Oh God, oh God oh God this is bad, it's even....aagghh it's burning my veins..agghh...I can't breathe....can't see...Let's see, I've got to, got to keep onto my thoughts, keep control of them....Got to stand, or sit, but not throw up...Yea, I've got it, got it now, yea, not to, to throw up, not throwing up is, is-nope, gotta resist the temptation to-to-no, no, aim for the bowl Gwen, not the floor-ok that, that's good the nurse is-is helping, ok take the bowl, Gwen, and retch in there, yea that, that's a good idea, a bad idea, to not aim, for the, bowl isn't...it...huh, the pains...gone...I can actually...see now....I can breathe...veins aren't burning...any more...
Hello. My name is Gwen, and I am fifteen years old. Sorry about the start, but...I am a human experiment for drugs. Yea, that's the life of me-been an experiment for as long as I can remember. I only have a few memories of my parents, but not not enough to know if I love or hate them. Sure, I hated them for sending them away, but, who knows, maybe it just wasn't their choice, you know? Anyway, hating them won't bring them back, wherever they are.

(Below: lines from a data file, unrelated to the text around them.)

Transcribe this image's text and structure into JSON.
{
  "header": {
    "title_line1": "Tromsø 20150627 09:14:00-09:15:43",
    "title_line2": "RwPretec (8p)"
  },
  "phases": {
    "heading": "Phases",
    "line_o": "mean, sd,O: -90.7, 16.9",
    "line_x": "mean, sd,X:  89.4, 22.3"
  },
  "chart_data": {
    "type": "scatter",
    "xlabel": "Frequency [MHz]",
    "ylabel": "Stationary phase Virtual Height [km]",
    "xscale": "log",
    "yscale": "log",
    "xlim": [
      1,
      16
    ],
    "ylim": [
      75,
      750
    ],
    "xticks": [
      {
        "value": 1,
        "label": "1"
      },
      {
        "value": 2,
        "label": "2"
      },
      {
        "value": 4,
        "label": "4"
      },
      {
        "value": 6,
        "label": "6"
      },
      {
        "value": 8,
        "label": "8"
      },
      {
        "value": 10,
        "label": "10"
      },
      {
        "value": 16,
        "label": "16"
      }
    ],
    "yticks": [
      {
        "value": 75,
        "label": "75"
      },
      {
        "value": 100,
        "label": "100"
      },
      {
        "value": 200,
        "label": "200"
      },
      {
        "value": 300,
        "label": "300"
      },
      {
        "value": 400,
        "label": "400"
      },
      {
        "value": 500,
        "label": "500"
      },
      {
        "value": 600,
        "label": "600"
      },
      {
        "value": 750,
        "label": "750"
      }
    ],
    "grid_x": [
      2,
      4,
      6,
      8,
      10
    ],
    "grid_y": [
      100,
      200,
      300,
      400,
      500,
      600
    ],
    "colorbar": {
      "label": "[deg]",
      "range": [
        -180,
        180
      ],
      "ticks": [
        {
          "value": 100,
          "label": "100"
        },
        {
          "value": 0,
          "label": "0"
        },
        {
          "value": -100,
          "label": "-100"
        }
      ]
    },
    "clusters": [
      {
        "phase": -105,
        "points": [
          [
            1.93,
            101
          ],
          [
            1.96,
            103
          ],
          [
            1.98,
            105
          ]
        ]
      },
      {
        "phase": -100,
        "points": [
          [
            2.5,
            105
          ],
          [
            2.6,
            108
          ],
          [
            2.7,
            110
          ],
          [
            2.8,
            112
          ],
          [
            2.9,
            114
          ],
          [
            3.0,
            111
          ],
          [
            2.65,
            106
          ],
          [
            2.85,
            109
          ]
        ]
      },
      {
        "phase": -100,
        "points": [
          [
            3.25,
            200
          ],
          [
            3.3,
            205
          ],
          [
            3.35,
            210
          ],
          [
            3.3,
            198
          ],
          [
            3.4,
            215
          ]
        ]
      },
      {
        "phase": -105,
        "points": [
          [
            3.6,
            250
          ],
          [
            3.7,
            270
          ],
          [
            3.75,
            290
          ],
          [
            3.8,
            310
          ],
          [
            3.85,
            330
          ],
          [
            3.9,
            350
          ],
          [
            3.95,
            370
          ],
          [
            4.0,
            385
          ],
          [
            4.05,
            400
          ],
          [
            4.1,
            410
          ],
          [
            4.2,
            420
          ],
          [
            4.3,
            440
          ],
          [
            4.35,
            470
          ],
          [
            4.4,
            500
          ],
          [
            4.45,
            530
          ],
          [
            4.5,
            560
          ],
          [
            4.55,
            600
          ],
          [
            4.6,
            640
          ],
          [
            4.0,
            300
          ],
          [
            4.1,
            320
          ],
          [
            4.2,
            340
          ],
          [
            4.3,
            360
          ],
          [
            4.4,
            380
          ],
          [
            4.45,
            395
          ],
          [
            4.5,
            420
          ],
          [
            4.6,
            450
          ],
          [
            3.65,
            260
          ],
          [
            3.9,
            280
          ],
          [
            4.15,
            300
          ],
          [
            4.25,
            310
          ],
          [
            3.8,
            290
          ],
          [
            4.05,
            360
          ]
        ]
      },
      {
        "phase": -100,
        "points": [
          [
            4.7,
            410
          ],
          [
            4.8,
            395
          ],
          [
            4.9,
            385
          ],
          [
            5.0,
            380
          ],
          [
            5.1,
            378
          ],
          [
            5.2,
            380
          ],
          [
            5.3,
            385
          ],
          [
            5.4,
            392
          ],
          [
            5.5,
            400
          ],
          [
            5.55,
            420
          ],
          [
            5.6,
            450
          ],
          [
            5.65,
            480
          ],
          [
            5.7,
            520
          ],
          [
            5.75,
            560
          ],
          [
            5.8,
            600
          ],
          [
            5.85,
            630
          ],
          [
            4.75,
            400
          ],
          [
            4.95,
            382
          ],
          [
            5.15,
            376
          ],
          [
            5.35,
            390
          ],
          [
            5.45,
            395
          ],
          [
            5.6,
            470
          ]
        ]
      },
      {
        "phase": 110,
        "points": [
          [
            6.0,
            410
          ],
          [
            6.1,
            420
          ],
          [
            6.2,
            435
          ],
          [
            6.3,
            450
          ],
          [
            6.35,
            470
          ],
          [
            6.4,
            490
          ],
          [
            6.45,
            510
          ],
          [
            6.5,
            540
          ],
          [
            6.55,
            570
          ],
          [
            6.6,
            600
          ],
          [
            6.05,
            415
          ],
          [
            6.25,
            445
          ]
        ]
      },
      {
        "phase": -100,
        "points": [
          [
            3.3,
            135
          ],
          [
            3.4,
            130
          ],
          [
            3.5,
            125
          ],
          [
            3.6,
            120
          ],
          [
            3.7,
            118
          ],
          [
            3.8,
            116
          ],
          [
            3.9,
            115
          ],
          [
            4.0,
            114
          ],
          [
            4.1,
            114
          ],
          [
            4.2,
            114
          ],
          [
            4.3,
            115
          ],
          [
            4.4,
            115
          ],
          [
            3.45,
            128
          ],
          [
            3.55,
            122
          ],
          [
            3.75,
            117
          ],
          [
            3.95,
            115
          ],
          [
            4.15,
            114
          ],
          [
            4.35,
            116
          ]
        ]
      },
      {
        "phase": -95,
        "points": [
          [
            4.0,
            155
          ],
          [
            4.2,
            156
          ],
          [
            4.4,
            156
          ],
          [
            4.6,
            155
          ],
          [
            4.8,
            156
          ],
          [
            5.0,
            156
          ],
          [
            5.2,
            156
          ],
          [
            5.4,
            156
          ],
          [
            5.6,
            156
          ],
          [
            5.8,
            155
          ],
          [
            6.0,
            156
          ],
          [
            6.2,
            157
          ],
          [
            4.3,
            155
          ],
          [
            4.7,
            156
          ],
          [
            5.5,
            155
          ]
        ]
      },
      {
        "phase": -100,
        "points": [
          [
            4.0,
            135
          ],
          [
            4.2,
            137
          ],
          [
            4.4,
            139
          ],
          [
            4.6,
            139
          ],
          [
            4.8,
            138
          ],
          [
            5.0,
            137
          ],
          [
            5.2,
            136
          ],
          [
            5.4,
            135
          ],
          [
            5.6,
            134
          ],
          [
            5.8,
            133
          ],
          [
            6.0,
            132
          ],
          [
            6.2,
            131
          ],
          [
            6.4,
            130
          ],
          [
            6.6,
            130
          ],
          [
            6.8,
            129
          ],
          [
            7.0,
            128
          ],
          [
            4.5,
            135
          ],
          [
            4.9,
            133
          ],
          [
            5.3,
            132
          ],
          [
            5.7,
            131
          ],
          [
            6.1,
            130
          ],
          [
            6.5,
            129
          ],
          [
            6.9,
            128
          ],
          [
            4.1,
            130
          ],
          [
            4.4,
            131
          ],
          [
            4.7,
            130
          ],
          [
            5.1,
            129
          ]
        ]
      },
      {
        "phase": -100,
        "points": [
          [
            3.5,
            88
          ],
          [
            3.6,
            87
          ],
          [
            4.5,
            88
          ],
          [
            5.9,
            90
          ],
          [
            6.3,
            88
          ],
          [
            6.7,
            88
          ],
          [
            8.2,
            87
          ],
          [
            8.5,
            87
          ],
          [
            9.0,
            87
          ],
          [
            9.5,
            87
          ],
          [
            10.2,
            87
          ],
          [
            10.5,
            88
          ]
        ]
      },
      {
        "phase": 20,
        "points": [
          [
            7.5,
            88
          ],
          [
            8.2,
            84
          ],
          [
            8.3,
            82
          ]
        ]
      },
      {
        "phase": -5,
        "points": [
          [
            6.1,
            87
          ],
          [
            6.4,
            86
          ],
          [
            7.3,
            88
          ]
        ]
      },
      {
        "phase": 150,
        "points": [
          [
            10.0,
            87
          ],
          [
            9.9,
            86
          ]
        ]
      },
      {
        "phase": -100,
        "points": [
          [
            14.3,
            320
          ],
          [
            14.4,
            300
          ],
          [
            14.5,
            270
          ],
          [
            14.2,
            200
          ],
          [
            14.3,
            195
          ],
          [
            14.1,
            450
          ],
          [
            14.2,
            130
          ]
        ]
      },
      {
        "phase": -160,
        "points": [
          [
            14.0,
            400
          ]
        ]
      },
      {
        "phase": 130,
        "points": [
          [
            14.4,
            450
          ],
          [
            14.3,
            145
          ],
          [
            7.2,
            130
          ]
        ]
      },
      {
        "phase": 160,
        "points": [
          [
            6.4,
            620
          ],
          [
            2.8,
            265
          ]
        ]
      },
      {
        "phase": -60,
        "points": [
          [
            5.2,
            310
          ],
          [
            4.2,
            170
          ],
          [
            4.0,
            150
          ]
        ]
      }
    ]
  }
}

The only reason I know why I am what I am is because, apparently, I can take the worst drug and only receive the side effects. Great, I know. The best part? Sicking up the infected black blob that is whatever said drug, cleared out of my system. Best. Fun. Ever. Not.
Anyway, I've only got three more years-just three more years-and I can finally decide whether I want to leave or not. At the moment? Definitely leaving the moment the clock strikes midnight of my eighteenth birthday. Can't wait until I leave this hell hole.
Another reason why I hate it in this facility is because the only people I know are either the doctors and nurses, or my counsellors, all of which are much older than me, so I don't really have that many friends my age-I mean, if you can call these people friends. They're more acquaintances that friends. So I have a fun life. Yay.
The only thing I want is to know my parents had a choice in giving me away, if they loved me, or if they're even alive. As soon as I learnt to write, I tried to send letters, but according to the people around me, they all 'Got lost in the mail.' Yea, right, and I'm the President of the USA.
Anyway. I should probably stop being a right moody adolescent girl, and keep my annoyances to myself.